We don’t learn much about Luke this issue; the narration and most of the dialogue come from Leia. We also avoid the cliché pitfall of having two characters stranded on an island together: incessant bickering followed by last-minute bonding. Instead, Leia and Luke get along very well from what the readers are shown. The princess takes charge, first by convincing Luke to help her catch a very large fish for dinner.
They spend three weeks together on the island, scavenging for food and trying futilely to fix their ship. Of course, Luke is surprised to learn that Leia is so adept at surviving in the wilderness. It turns out she ran away from home several times as a child—something she admits she doesn’t regret—just like Luke did, except she managed to hide far longer. It’s a great look at their differences and similarities and manages to pull at my heartstrings.
The scene where she and Luke are under the stars and she admits she can sometimes see Alderaan is both clever and unbelievably tragic. The two are so far away from where Alderaan was that the light of its explosion hasn’t reached them, so for a moment Leia can allow herself to believe she’d find it again. Her speech about how there are so many people that have dreams and are looking for peace is one of the reasons Leia is a great hero like Luke.

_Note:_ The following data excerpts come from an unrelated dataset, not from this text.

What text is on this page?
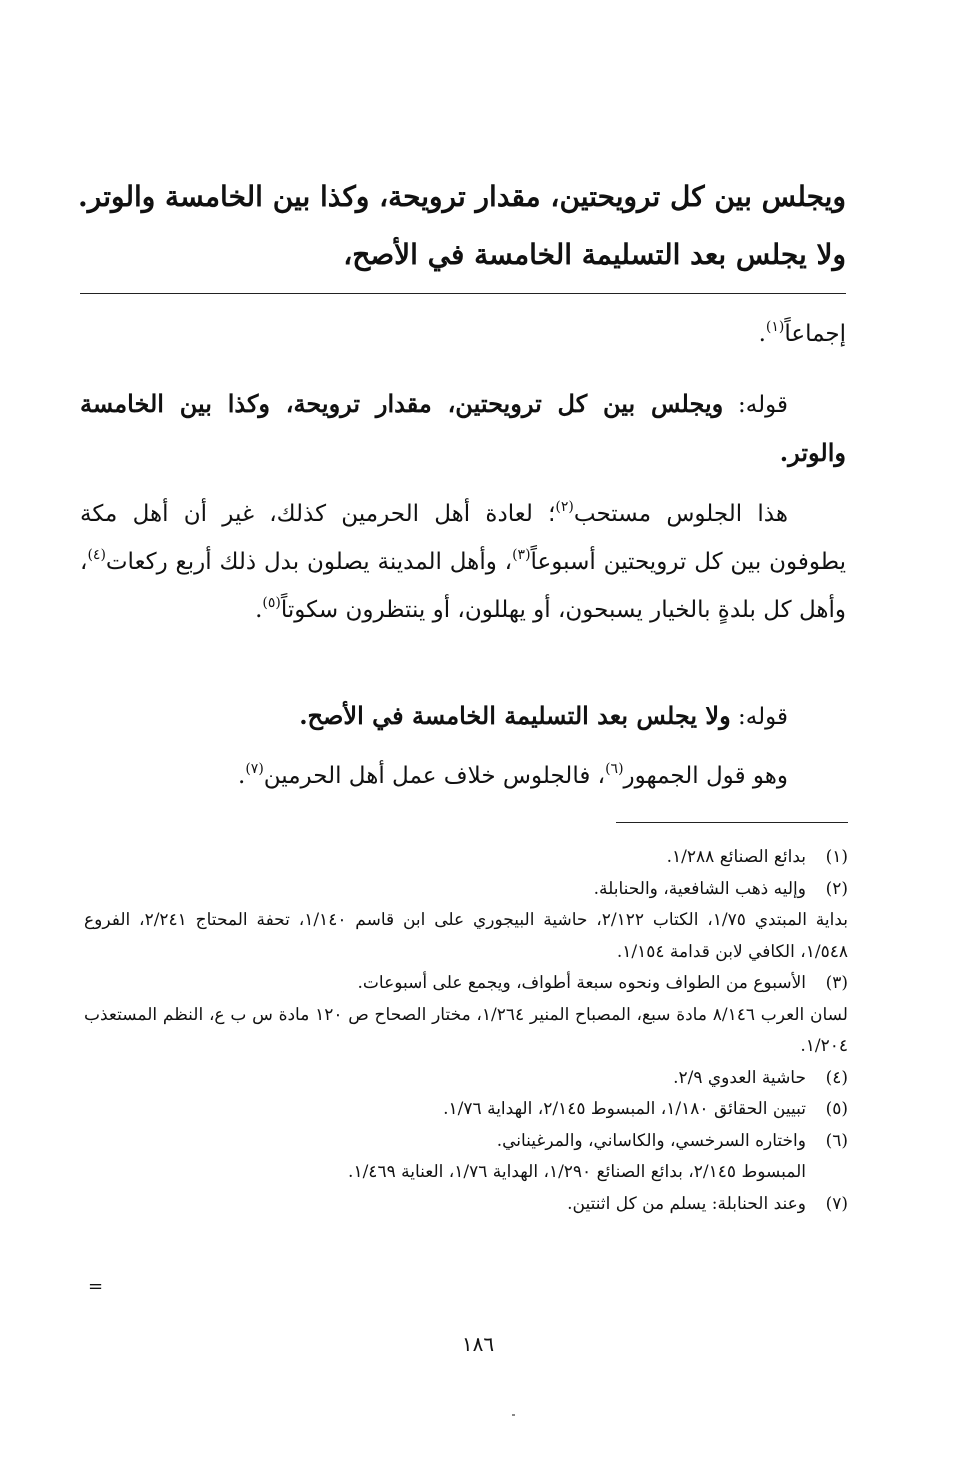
ويجلس بين كل ترويحتين، مقدار ترويحة، وكذا بين الخامسة والوتر.
ولا يجلس بعد التسليمة الخامسة في الأصح،
إجماعاً$^{(١)}$.
قوله: ويجلس بين كل ترويحتين، مقدار ترويحة، وكذا بين الخامسة والوتر.
هذا الجلوس مستحب$^{(٢)}$؛ لعادة أهل الحرمين كذلك، غير أن أهل مكة يطوفون بين كل ترويحتين أسبوعاً$^{(٣)}$، وأهل المدينة يصلون بدل ذلك أربع ركعات$^{(٤)}$، وأهل كل بلدةٍ بالخيار يسبحون، أو يهللون، أو ينتظرون سكوتاً$^{(٥)}$.
قوله: ولا يجلس بعد التسليمة الخامسة في الأصح.
وهو قول الجمهور$^{(٦)}$، فالجلوس خلاف عمل أهل الحرمين$^{(٧)}$.
(١)بدائع الصنائع ١/٢٨٨.
(٢)وإليه ذهب الشافعية، والحنابلة.
بداية المبتدي ١/٧٥، الكتاب ٢/١٢٢، حاشية البيجوري على ابن قاسم ١/١٤٠، تحفة المحتاج ٢/٢٤١، الفروع ١/٥٤٨، الكافي لابن قدامة ١/١٥٤.
(٣)الأسبوع من الطواف ونحوه سبعة أطواف، ويجمع على أسبوعات.
لسان العرب ٨/١٤٦ مادة سبع، المصباح المنير ١/٢٦٤، مختار الصحاح ص ١٢٠ مادة س ب ع، النظم المستعذب ١/٢٠٤.
(٤)حاشية العدوي ٢/٩.
(٥)تبيين الحقائق ١/١٨٠، المبسوط ٢/١٤٥، الهداية ١/٧٦.
(٦)واختاره السرخسي، والكاساني، والمرغيناني.
المبسوط ٢/١٤٥، بدائع الصنائع ١/٢٩٠، الهداية ١/٧٦، العناية ١/٤٦٩.
(٧)وعند الحنابلة: يسلم من كل اثنتين.
=
١٨٦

She might be angrier and more pragmatic, but she doesn’t let the countless tragedies stop her from seeing every day as a gift and fighting to help others.
One thing that seemed a bit odd was the introduction of their underwater friends. They show up towards the end of the issue to let the twins know they aren’t alone on the planet, but that’s about it. We aren’t even given their name. Perhaps the brief time spent expositing on their trip underwater could have been sent on Luke’s side of things. I do wish this issue had been able to cover a bit more of the young Jedi’s perspective—at least a glimpse into his thought process throughout the three weeks would have been nice—but I understand the need to keep it focused on Leia. This is not the first time the comics have tried to add more time for Leia to grieve for her planet, and this issue also afforded Luke the chance to comfort her a bit.
I love seeing these two working together. It’s a team-up that can never get old.